In 2024, the World Health Organization updated its list of bacterial pathogens that can develop resistance to antibiotics to include E. coli, A. baumannii, and Pseudomonas aeruginosa, among others. Despite the need for new antibiotics that target these priority pathogens, scientists do not have many candidates in (pre-)clinical development. One potential resistance-breaking compound is called darobactin, a naturally produced antibiotic first discovered in a bacterium by researchers in the US in 2019. Darobactin binds to an essential protein in bacterial cells and eventually causes their death. Previously, Rolf Müller, Jennifer Herrmann and colleagues identified that genetically engineered versions of darobactins have superior antibacterial activity. Specifically, a non-natural darobactin derivative (D22) inhibited growth of all critical pathogens mentioned above in lab assays. 

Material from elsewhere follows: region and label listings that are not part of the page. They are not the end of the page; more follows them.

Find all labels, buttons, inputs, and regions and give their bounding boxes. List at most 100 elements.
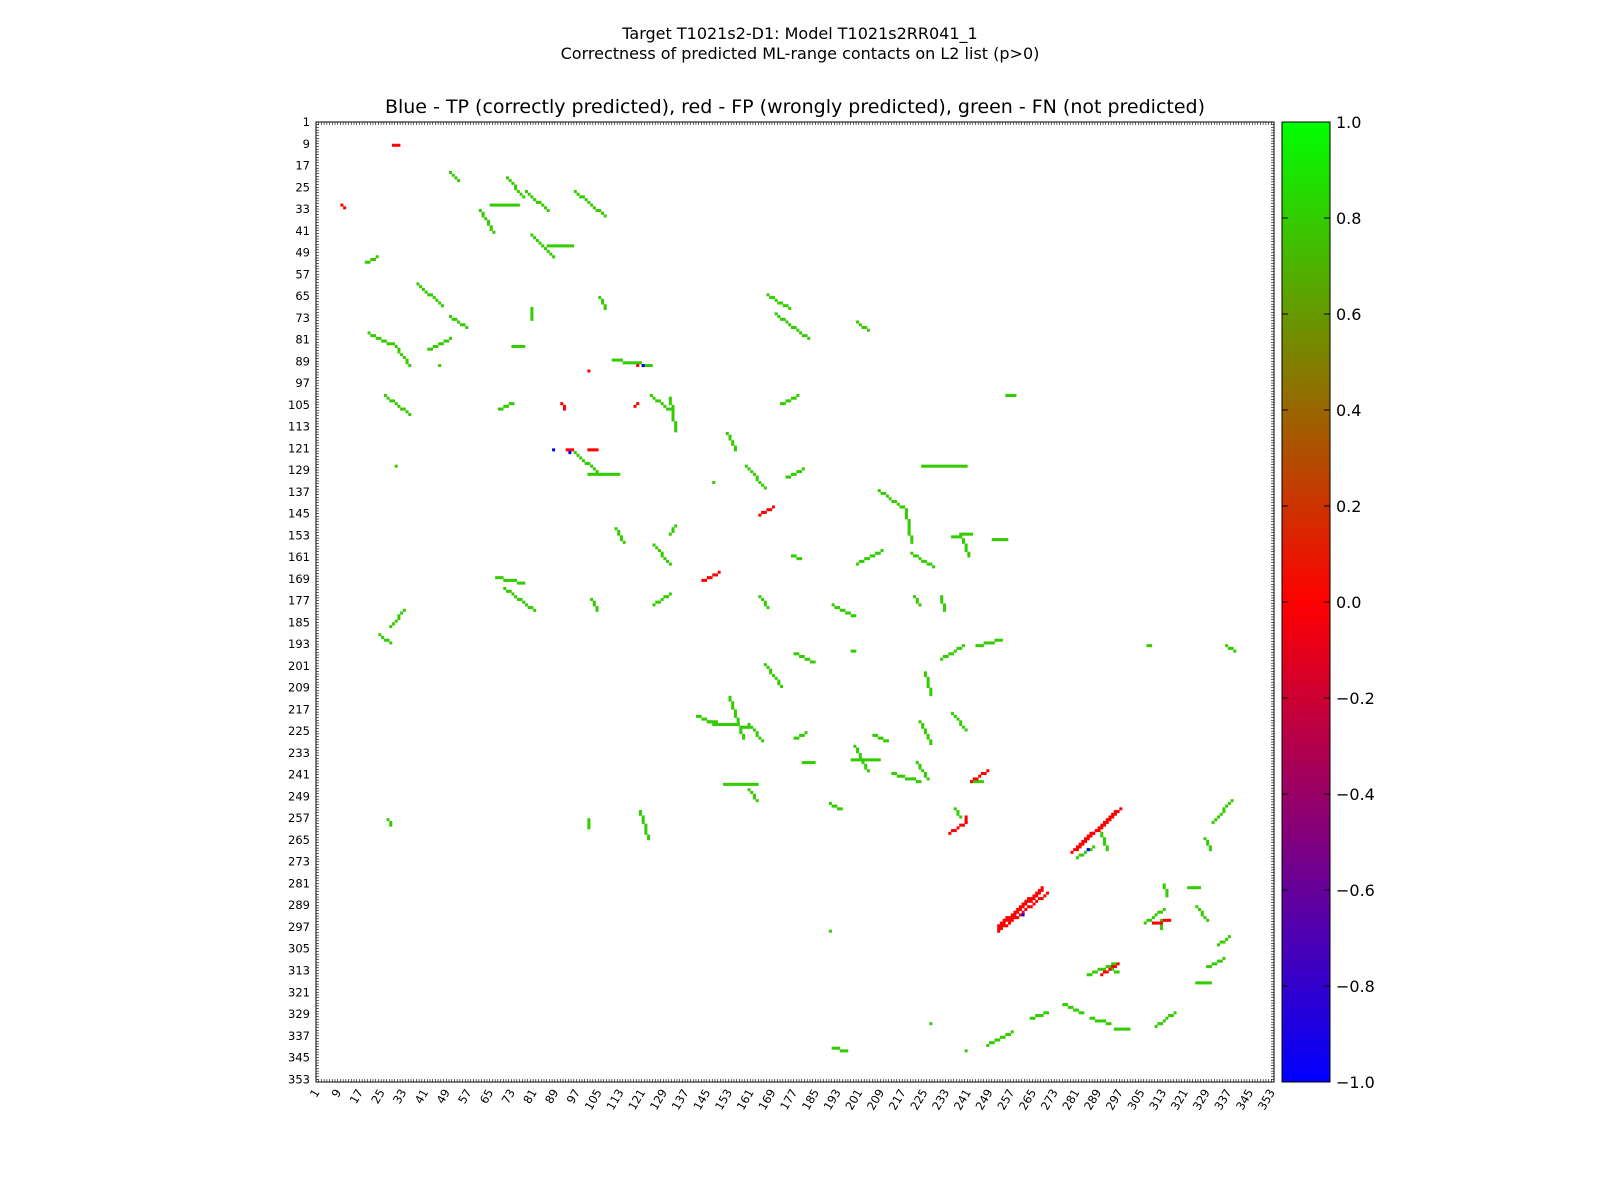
fn-cell [788,323,792,327]
fn-cell [763,603,767,607]
fn-cell [1005,1033,1009,1037]
y-tick-label: 273 [288,855,310,869]
fn-cell [611,358,615,362]
fp-cell [956,826,960,830]
fn-cell [641,818,645,822]
fn-cell [446,339,450,343]
fn-cell [1092,970,1096,974]
fn-cell [508,589,512,593]
y-tick-label: 217 [288,702,310,716]
fn-cell [907,527,911,531]
fn-cell [858,323,862,327]
x-tick-label: 337 [1211,1087,1234,1113]
fp-cell [1089,834,1093,838]
fp-cell [1018,913,1022,917]
fn-cell [750,470,754,474]
fn-cell [956,535,960,539]
fn-cell [394,619,398,623]
fn-cell [666,559,670,563]
fn-cell [451,317,455,321]
fn-cell [951,712,955,716]
fn-cell [508,402,512,406]
fn-cell [929,690,933,694]
fn-cell [733,723,737,727]
fp-cell [1108,815,1112,819]
fn-cell [508,203,512,207]
fn-cell [907,532,911,536]
fn-cell [606,472,610,476]
fn-cell [419,285,423,289]
fn-cell [861,758,865,762]
fn-cell [1162,907,1166,911]
fn-cell [1002,538,1006,542]
fn-cell [1206,918,1210,922]
x-tick-label: 81 [520,1087,539,1107]
fn-cell [397,404,401,408]
fn-cell [866,557,870,561]
fn-cell [918,763,922,767]
fn-cell [1103,837,1107,841]
y-tick-label: 121 [288,441,310,455]
fp-cell [983,771,987,775]
fn-cell [875,758,879,762]
fn-cell [923,728,927,732]
plot-frame [315,121,1275,1083]
fn-cell [951,535,955,539]
fn-cell [799,733,803,737]
fn-cell [706,720,710,724]
fn-cell [932,565,936,569]
fn-cell [1089,848,1093,852]
fn-cell [858,755,862,759]
fn-cell [809,660,813,664]
fn-cell [929,464,933,468]
fn-cell [807,657,811,661]
fp-cell [972,777,976,781]
fn-cell [942,606,946,610]
fn-cell [660,554,664,558]
fn-cell [875,551,879,555]
fn-cell [961,644,965,648]
x-tick-label: 353 [1255,1087,1278,1113]
fn-cell [866,758,870,762]
fn-cell [508,179,512,183]
fn-cell [489,228,493,232]
x-tick-label: 113 [603,1087,626,1113]
fp-cell [1089,831,1093,835]
fp-cell [1027,897,1031,901]
x-tick-label: 185 [799,1087,822,1113]
x-tick-label: 321 [1168,1087,1191,1113]
fn-cell [505,404,509,408]
fn-cell [953,649,957,653]
fn-cell [972,780,976,784]
fn-cell [657,399,661,403]
fn-cell [522,195,526,199]
fn-cell [1105,965,1109,969]
fn-cell [940,657,944,661]
fn-cell [763,486,767,490]
fn-cell [595,472,599,476]
fn-cell [847,611,851,615]
fn-cell [940,600,944,604]
fn-cell [579,195,583,199]
fn-cell [853,614,857,618]
fn-cell [915,761,919,765]
fn-cell [481,214,485,218]
fn-cell [953,464,957,468]
fp-cell [1073,848,1077,852]
minor-ticks [315,121,1275,1083]
fn-cell [856,758,860,762]
fn-cell [541,244,545,248]
fn-cell [883,739,887,743]
fn-cell [530,606,534,610]
x-tick-label: 1 [307,1087,323,1100]
x-tick-label: 97 [564,1087,583,1107]
fn-cell [1065,1003,1069,1007]
fp-cell [1002,924,1006,928]
fn-cell [619,535,623,539]
fn-cell [514,345,518,349]
fn-cell [435,298,439,302]
fn-cell [535,200,539,204]
fp-cell [1035,894,1039,898]
fn-cell [777,315,781,319]
fn-cell [834,804,838,808]
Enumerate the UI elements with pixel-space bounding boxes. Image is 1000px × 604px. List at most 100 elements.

For this new study, a larger team led by Müller and Herrmann tested the engineered compound against several priority bacterial infections in animals. First, in zebrafish embryos, D22 treatment cleared A. baumannii infection as effectively as ciprofloxacin, a broad-spectrum antibiotic used for complicated infections. Then they conducted a series of efficacy and dosing trials with mice:

  • Best delivery method: Observations indicated that administering D22 as an injection was more effective than oral administration.  
  • Efficacy against P. aeruginosa: Repeated doses of D22 substantially limited P. aeruginosa bacterial growth in mice (thigh tissue infection) but didn’t fully clear the infection.
  • Multi-dose experiments against E. coli: Administering D22 four times in 25 hours fully cleared E. coli in a severe infection model of peritonitis. Very good activity was also observed for single doses. Twice-daily D22 injections over three days significantly reduced bacterial presence in a complicated E. coli urinary tract infection, although not as effectively as the antibiotic gentamicin, which reduced bacterial loads below detection.

These results show how D22 can inhibit critical infections and highlights the compound’s promise for further development towards future clinical trials as “an innovative solution to fight antimicrobial resistance,” say the researchers.